Same thing with or without it?

         

silverbytes

3:46 pm on Dec 27, 2005 (gmt 0)

WebmasterWorld Senior Member 10+ Year Member



I searched webmasterworld about the issue. What happens if you put accents in your words (titles) or you don't.
Answers were extremely different: some people say that google don't care and search results are the same for "wídgets" and "widgets".

Others say you better write with accents because in fact google does care about it.

What is the scenario today?

BadSense

5:16 pm on Dec 27, 2005 (gmt 0)

10+ Year Member



Google results for wídgets:
20.6 mill

Google results for widgets:
24.3 mill

There you go.

jomaxx

9:31 pm on Dec 27, 2005 (gmt 0)

WebmasterWorld Senior Member 10+ Year Member



That really raises more questions than it answers. The sets of results are almost but not quite identical. Odd, given that the actual number of occurrences of "wídgets" accented in that way is probably zero or close to it.

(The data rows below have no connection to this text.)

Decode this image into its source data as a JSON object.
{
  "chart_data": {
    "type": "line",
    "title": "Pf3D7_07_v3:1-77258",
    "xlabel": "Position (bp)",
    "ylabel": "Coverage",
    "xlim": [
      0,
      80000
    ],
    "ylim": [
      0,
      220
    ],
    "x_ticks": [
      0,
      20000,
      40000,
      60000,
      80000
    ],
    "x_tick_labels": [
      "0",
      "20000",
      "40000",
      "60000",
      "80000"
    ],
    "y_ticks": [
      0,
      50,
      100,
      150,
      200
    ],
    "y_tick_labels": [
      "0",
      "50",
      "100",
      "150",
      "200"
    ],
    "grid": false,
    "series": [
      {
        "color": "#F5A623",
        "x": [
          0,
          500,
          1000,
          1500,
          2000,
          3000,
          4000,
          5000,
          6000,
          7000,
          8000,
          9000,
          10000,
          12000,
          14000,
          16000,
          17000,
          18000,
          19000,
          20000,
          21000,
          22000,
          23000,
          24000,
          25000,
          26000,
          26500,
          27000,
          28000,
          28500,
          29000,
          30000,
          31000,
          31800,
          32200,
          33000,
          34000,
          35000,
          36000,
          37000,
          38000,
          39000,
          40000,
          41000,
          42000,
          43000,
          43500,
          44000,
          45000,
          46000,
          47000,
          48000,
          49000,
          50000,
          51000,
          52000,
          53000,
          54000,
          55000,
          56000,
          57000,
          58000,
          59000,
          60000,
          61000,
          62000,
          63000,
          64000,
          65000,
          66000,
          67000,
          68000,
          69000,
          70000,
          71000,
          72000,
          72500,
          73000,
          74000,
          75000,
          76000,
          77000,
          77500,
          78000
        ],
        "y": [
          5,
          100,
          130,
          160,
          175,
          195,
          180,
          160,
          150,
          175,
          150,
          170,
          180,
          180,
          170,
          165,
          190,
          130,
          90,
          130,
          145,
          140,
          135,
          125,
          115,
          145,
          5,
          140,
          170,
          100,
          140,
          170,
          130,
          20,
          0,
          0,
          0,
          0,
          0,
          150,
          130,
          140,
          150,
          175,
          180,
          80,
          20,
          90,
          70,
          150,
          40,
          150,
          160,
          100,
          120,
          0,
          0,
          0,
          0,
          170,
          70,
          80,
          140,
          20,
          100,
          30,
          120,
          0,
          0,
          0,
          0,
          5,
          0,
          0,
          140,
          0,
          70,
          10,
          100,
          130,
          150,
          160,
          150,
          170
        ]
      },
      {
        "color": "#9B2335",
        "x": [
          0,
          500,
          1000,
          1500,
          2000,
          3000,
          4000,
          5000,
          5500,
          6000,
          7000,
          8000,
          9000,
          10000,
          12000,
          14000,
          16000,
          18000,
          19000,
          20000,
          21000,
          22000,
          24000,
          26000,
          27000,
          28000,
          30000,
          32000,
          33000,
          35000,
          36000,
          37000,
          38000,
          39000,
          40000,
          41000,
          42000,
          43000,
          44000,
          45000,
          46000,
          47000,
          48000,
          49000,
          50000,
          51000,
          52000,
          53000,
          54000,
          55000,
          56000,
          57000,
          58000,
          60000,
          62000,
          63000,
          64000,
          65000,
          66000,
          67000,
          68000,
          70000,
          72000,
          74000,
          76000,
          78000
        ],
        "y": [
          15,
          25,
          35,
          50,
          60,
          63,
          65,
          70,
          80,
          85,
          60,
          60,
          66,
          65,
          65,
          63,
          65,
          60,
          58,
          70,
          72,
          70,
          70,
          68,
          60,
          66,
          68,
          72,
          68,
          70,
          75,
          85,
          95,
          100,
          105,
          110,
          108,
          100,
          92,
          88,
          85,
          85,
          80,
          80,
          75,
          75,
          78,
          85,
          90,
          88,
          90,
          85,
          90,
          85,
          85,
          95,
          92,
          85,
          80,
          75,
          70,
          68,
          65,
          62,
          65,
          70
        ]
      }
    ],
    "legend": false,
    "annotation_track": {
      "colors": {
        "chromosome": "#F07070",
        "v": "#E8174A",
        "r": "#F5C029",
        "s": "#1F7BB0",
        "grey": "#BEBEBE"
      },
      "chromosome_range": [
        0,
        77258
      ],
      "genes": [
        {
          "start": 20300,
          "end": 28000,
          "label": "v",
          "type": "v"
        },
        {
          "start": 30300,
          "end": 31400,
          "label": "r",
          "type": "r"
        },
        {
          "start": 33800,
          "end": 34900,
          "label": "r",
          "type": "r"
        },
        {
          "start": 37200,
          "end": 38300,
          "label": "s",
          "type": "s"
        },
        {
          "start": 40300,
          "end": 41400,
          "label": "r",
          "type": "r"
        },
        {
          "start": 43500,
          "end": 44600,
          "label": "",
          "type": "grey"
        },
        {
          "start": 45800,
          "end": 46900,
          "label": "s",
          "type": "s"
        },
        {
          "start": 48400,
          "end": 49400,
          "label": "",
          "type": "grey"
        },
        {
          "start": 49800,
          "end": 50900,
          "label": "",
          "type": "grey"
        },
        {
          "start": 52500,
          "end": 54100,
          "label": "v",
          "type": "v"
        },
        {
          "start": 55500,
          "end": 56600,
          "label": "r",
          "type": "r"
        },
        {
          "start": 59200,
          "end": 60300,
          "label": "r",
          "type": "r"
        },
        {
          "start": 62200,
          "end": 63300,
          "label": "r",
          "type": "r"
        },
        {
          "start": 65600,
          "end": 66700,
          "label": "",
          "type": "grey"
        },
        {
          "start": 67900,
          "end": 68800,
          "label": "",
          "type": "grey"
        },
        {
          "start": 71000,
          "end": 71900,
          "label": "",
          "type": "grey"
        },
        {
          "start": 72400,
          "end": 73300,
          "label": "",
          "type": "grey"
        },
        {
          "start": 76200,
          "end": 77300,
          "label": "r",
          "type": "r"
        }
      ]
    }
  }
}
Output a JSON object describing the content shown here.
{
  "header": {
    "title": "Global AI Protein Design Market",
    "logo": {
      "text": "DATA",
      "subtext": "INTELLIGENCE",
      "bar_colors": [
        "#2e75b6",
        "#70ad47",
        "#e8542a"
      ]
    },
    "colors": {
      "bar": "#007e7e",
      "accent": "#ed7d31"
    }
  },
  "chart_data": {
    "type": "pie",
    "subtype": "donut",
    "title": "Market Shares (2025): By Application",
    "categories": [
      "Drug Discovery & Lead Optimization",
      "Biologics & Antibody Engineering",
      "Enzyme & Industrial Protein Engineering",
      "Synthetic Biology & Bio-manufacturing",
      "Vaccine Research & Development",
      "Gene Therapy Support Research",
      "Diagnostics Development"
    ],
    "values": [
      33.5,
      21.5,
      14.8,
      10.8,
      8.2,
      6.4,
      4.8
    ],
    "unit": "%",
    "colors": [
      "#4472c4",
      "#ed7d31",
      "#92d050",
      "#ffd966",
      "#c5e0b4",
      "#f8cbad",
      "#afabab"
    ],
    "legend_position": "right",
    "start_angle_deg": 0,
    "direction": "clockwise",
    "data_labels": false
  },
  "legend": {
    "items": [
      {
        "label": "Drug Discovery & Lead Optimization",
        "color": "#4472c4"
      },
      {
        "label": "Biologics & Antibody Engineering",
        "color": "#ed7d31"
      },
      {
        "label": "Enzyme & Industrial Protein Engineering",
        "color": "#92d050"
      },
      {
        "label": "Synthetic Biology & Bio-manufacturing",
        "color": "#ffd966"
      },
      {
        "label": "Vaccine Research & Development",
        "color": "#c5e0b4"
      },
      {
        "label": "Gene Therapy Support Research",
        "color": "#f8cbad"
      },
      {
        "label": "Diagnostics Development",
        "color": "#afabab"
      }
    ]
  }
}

What I frequently do with keywords that might actually be used for searching is include both the accented and unaccented versions on the page. I don't think it matters so much for Google, but other SE's might require an exact match, so this way I'm covered.

cheezdoodle

9:11 am on Dec 31, 2005 (gmt 0)

10+ Year Member



from my experience it makes a big difference. we do some stuff on my site where we write about people from Spain, and sometimes their names are written with accents and sometimes they aren't. Google spiders them differently from what I saw.

WebWalla

9:28 am on Dec 31, 2005 (gmt 0)

WebmasterWorld Senior Member 10+ Year Member



I'm not sure that there is a big difference but there certainly is a difference (check out Google searches for "espana" or "españa" and you'll see that the top 10 changes in order and there are more results for españa, even though a search for espana supposedly brings up both versions).

It probably has to do with the way the special characters are internally coded, and since Google's SERPs use unicode, maybe that's the best coding system to use.

When it comes down to people's names, Google might not recognise the word and translate a non-accented character to an accented one. This probably only happens with "recognised" words.